Chapter 86
Anton is driving toward Sadeln. He can’t stop thinking about where Pontus might have gone. The fact that he was able to sneak out of the house last night without being seen feels like a failure on the part of the police, so in the end Anton decided to skip lunch and take a look around.
It would be good if he could track down Pontus by himself, prove that he deserves his place with the Serious Crimes Unit.
“What do you want?”
His tone is brusque, but rather that than let her know how empty and sad he feels. He has no intention of breaking down again in her company.
Yesterday evening was enough.
“Anton,” she says, and starts crying.
He can’t deal with her emotions as well as his own. It’s too much. He tried calling Carl this morning, and once again it went straight to voicemail.
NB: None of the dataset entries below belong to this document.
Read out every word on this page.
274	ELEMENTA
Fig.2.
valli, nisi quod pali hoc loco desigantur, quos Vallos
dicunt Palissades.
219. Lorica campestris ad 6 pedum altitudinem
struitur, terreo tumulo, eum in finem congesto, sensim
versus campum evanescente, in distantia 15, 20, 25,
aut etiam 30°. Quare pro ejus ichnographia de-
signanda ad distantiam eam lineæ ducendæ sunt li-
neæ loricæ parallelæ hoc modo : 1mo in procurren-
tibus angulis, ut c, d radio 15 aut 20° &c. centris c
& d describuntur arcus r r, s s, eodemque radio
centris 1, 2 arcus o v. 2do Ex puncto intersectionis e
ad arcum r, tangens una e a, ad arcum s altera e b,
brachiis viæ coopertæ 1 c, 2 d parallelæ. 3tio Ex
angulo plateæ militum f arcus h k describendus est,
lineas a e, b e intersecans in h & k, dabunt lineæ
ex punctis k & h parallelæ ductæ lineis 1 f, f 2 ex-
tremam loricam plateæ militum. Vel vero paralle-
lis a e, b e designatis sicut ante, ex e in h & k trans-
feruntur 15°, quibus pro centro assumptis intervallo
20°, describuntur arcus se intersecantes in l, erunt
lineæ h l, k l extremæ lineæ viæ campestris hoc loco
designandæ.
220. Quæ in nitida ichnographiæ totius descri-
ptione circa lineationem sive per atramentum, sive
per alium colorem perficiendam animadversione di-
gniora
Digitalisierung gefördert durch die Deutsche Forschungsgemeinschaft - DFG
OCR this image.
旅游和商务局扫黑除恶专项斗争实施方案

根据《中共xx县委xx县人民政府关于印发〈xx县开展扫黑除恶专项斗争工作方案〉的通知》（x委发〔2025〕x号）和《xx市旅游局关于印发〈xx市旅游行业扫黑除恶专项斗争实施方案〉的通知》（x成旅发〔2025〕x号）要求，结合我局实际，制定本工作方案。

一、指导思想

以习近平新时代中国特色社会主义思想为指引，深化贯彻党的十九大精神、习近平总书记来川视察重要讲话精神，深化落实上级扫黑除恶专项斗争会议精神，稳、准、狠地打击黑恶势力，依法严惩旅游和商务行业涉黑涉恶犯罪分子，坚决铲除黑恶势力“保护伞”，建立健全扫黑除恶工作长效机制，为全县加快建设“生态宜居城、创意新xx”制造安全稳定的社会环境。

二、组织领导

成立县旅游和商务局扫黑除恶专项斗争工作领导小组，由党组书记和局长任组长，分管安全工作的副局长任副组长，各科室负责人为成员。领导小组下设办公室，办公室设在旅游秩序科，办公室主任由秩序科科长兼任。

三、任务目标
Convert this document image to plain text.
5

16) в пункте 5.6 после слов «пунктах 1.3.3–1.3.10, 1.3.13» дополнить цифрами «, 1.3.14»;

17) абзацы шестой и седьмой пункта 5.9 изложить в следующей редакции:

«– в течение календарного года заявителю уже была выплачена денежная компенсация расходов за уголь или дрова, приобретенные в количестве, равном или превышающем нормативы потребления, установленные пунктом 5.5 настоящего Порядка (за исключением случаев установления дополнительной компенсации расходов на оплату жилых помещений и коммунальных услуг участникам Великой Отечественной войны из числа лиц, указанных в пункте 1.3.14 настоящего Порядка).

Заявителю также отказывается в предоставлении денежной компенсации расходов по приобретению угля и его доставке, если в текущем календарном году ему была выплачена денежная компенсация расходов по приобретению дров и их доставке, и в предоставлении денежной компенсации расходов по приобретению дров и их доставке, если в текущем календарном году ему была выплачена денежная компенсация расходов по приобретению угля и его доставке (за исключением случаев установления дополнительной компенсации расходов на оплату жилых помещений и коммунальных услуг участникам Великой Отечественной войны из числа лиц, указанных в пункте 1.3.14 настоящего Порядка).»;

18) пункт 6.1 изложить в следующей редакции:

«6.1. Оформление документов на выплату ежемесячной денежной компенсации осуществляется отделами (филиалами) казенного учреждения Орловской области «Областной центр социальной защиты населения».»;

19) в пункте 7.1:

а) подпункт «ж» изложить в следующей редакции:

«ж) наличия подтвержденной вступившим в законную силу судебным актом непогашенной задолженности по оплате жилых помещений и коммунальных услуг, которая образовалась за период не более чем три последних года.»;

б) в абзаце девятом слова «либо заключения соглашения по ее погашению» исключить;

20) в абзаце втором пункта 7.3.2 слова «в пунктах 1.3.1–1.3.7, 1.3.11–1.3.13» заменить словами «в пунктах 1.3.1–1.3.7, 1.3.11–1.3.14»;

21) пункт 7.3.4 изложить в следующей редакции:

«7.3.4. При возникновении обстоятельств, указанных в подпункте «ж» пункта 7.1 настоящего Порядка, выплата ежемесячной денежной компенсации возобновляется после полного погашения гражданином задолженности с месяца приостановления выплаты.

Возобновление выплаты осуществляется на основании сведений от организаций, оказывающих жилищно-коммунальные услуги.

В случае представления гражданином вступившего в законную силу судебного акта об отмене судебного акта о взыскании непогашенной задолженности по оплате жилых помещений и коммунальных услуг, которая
The fact that he has broken off relations with his parents for Carl’s sake doesn’t help if he can’t actually tell Carl what has happened.
It feels hard, being rejected by everyone.
“Anton.” Another sob.
It’s not his mother he’s angry with; she can’t help it if her husband is an asshole.
“What is it?” he says more gently.
It sounds as if she is trying to pull herself together; he hears her take several deep breaths.
“I had no idea . . . Why have you never said anything about your . . . inclination?”
The accusatory note in her voice immediately puts Anton on the defensive again.
Why does she think?
Obviously he has wanted to come out to his parents for a very long time, but the scene yesterday confirmed what he has always feared—that there would be no understanding whatsoever at home.
His father is stuck in his outdated way of thinking. An old soldier who always believes he knows best, and is not prepared to change his point of view.
Not even for the sake of his own son.
He behaves as if he were born in the nineteenth century.
However, Anton doesn’t get how his mother could have been so blind. Isn’t a mother supposed to be the first one to understand her child? How could she not realize how things stood?
If feels as if she too has denied him.
“Anton?” She takes a jagged breath. “Are you there?”
He has reached the exit road for Sadeln, and signals left. He stops at the junction, waiting for a gap in the oncoming traffic.
“How can you even ask why I’ve never said anything until now?” he says. “Wasn’t it obvious yesterday, given Dad’s reaction?”
“You know what he’s like. He overreacted, he can’t help it.”
Anton has grown up with his father “overreacting.” And with his mother doing her best to smooth things over, explain it away.
She has always acted as the buffer within the family, the one who tried to pour oil on troubled waters. Sometimes she has jokingly referred to herself as Switzerland, a small neutral country caught between two superpowers in conflict.
The difference is that Anton doesn’t want to be part of it anymore.
You can’t choose your family, but you can choose to remove them from your life.
“You have to give him time to digest all this,” his mother begs. “Can’t you talk to him?”
Anton grips the wheel tightly. Then he speaks from the heart, without mincing his words.
“I never want to see him again. Nor you, if you’re taking his side.”
He hears a sharp intake of breath on the other end of the line.
“You can’t ask that of me—you can’t expect me to choose between my husband and my son,” his mother whispers.
She sounds devastated, but it is what it is. Anton can’t help her; it’s out of his hands.
“I’m not asking anything of you.”
He changes to a lower gear as he drives up the steep hill leading to Sadeln.
Then he corrects himself.
“Actually, I am. I want the two of you to accept me as I am. Otherwise we’re done.”